Food journaling involves writing down everything you eat and drink. It also includes keeping track of portion sizes, when and where you ate, and how you feel after eating. A food journal can help you to build awareness of what, why, when and how much you eat. The goal is to help identify your eating habits…good and bad. You can use this information to figure out what works and what you need to change.
I am not a fan of counting calories, I find it boring and tedious…although it does have a place in certain situations. Here are some reasons why I think keeping a food journal is more important than just counting calories.
- Food Journals Make you More Mindful of What You are Eating. A lot of our eating habits are subconscious, we eat without really thinking. Keeping a food journal increases your awareness of what, how much, and why you are eating. Many people eat more than they realize. When you have to write down everything that goes in your mouth you become more aware of what you are consuming. This helps you cut down on mindless munching. Just by knowing that you’ll be recording your actions is enough to encourage most people to make better choices.
- Food Journals Identify Situations Where You Might Binge. Food journals can identify triggers that cause you to want to overeat. Eating can be emotional and people overeat for many different reasons. You may be able to identify stressful situations that are controlling your food choices. Look for any connections between your emotions and your food choices. Knowing what your triggers are can help you avoid stress related eating pitfalls.
- Food Journaling Helps You Identify Habits. If you record the time of day that you eat, your emotions, and other activities that surround your eating, then your food journal should help you identify habits in your eating patterns. With an emphasis on habits, food journaling continues to have value even after you stop doing it. The information that you record can help you identify habits you can change that will help you make better choices.
Record where you ate your food and look at how often you are eating in appropriate settings. Food should be consumed in a relaxing environment that is free of distractions. Eating in front of the TV or in the car actually makes us eat much more.
A food journal will help you look at how far apart your snacks and meals are. When your meals are spread out too far, you can create fluctuations in your blood sugar and be more likely to overeat at your next meal. Eating five smaller meals a day can help you avoid overeating.

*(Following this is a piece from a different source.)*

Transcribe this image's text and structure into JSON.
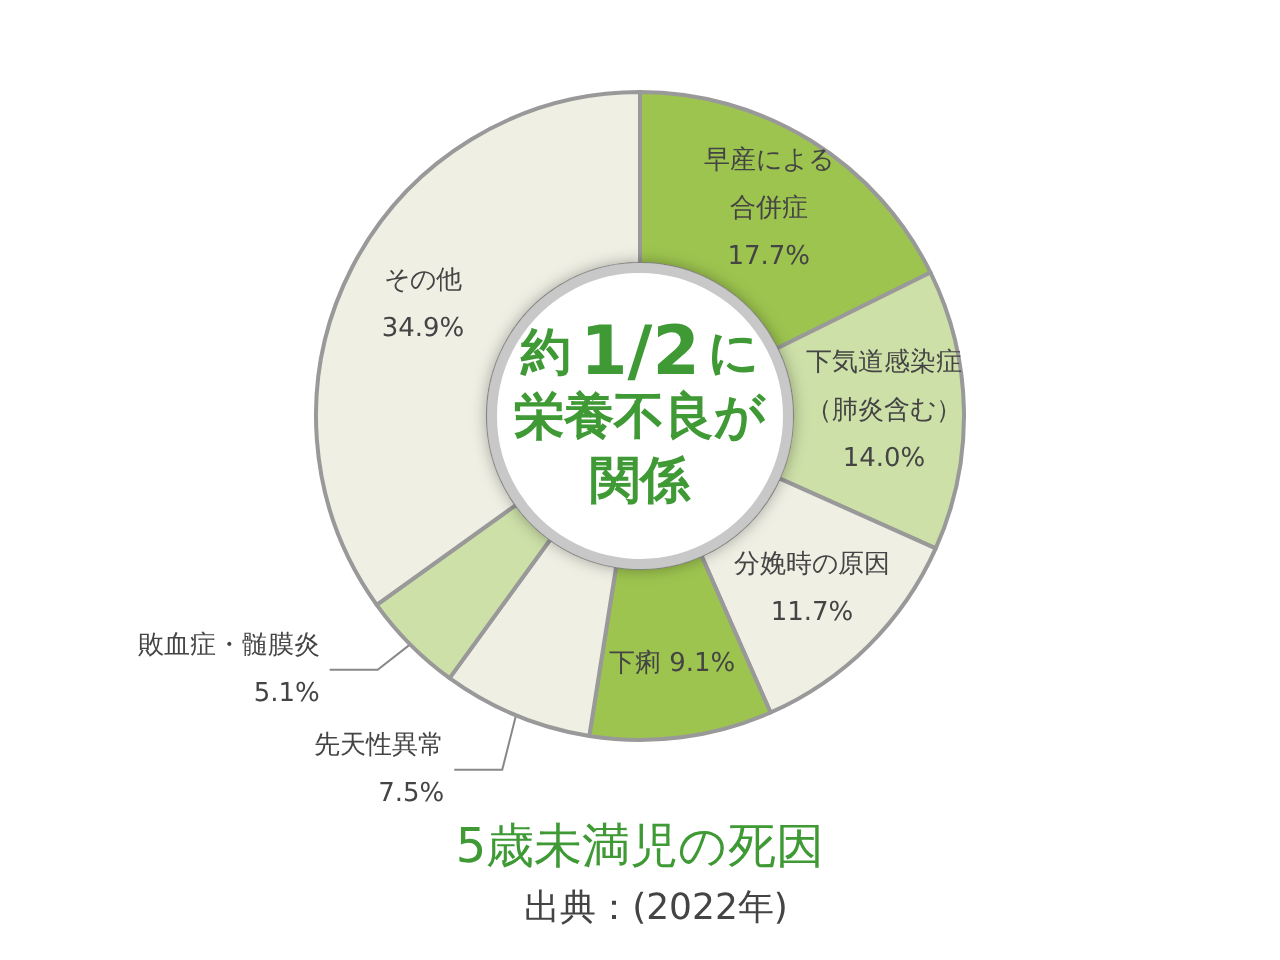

- Food Journals Provide an Objective Record. Our minds we will trick ourselves into believing we eat healthier than we really do. When you keep a food journal, it takes out the guess work. You will know exactly what you are eating and that objective record can help inspire change. Remember to carry a pen and paper with you at all times to record what you eat and drink. Don’t rely on your memory, because at the end of the day, chances are good that you will forget something. You can’t forget about that sample you took at a grocery store, or when you stopped to chat with your co-worker and grabbed a handful of goodies from her desk – everything that goes in your mouth gets written down.
- If You Saw a Dietitian, You Would Keep a Food Journal. If you go see a dietitian, one of the first things you will be assigned to do is to keep a food journal. This helps the dietitian analyze your eating habits and make suggestions on how to improve them. If you are doing this on your own, you’ll be analyzing your own eating habits. You don’t need your own personal dietitian to start a food journal, all you need is the commitment to write down everything you put in your mouth.
While I’m really passionate about eating healthy, my eating habits are not always great. Keeping a food journal helps me stay on track and aware of what I am eating. I don’t have the patience to keep a food journal for more than a week at a time, but I do like to track my food intake several times a year. A few days is better than nothing. Maybe just a couple days during the week and the weekend could be helpful for you. When I keep track of what I’m actually eating it can be very eye opening. I encourage you to give it a try, even if it is only for a couple of days.